Small caps to gain from SIV overhaul

Friday, October 24, 2014

The federal government has signalled changes to the Significant Investor Visa (SIV) program, with small cap fund managers and venture capitalists set to reap the benefits.

Yesterday, trade and investment minister Andrew Robb suggested the SIV program would better serve public policy outcomes if participants in the scheme were encouraged to avoid their current penchant for government bonds and invest in “higher risk” investments such as small cap equities and start-ups.

“If [the funds] are going to government bonds, which could be sold anytime and anywhere at a good price, Australia is getting nothing out of it,” Mr Robb told Business Spectator.

“They just park money there for four years and get citizenship.
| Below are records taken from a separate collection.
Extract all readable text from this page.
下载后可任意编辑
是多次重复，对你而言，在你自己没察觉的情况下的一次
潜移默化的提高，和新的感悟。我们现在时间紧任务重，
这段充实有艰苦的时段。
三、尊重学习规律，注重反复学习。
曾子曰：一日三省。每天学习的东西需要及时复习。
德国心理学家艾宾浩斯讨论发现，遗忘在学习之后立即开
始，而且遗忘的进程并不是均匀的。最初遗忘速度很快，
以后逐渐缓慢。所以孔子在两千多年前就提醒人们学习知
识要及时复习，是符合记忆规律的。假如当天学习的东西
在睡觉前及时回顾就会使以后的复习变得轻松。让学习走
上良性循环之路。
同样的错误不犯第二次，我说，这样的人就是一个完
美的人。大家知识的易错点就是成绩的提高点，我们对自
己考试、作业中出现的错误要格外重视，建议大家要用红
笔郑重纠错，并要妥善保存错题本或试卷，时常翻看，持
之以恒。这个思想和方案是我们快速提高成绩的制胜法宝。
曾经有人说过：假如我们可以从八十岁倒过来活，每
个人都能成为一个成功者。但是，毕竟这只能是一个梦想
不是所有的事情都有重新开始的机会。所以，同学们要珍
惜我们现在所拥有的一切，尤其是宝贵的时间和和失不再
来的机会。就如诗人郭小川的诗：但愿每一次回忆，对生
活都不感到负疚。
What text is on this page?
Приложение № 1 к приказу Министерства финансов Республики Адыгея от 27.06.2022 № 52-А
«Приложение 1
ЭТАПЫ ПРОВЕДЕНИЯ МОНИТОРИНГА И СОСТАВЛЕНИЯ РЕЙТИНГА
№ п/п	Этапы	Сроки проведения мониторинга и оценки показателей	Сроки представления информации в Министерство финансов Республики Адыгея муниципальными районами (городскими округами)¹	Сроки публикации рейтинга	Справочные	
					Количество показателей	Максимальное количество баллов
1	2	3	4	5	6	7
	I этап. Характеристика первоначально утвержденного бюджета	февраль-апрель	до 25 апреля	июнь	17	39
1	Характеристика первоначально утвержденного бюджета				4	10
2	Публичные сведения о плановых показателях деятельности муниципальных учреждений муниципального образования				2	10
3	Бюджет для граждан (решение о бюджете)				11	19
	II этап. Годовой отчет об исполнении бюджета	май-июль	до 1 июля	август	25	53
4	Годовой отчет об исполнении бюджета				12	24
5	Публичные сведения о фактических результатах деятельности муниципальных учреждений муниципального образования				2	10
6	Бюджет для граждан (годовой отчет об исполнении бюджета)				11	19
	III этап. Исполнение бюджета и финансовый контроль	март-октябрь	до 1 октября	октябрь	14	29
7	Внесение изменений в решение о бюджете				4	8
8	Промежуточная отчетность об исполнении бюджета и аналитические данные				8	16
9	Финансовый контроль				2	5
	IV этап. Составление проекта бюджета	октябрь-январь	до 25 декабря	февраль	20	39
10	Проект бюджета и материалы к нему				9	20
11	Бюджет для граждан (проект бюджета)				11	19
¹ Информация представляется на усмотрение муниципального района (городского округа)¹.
It does not make a lot of sense to me from a public policy point of view.”

Reflecting on the minister’s comments, Australian Ethical domestic equities portfolio manager Andy Gracey, who runs the company's Smaller Companies Trust, told InvestorDaily it was a “logical idea”.

“If you go to venture capital or small cap equities you’re actually promoting new investments in new companies that need capital,” Mr Gracey said.

“It’s probably a more productive type of investment – investing in real assets as opposed to investing in financial assets [such as] treasuries and cash.”

Mr Gracey added that Australian Ethical would encourage SIV investors to consider “positive environmental and social investments”, but said the advent of a “vibrant small cap investing community” would be a good outcome of the government’s flagged changes.

The Australian Private Equity and Venture Capital Association (AVCAL) also welcomed the comments, pointing to the long-term economic benefits of increased start-up investment.

“Australian early-stage companies have, for many years now, been increasingly squeezed for capital owing to many traditional institutional investors decreasing their exposures to higher-risk ventures over time,” said AVCAL head of policy and research Dr Kar Mei Tang.

“Every year, Australian venture capital and private equity managers see a strong pipeline of start-ups, research-driven ventures and innovative small businesses that have the potential to be our future economic drivers.

“But many of these promising businesses and entrepreneurs struggle to secure funding because that kind of risk capital is in such short supply here in Australia.”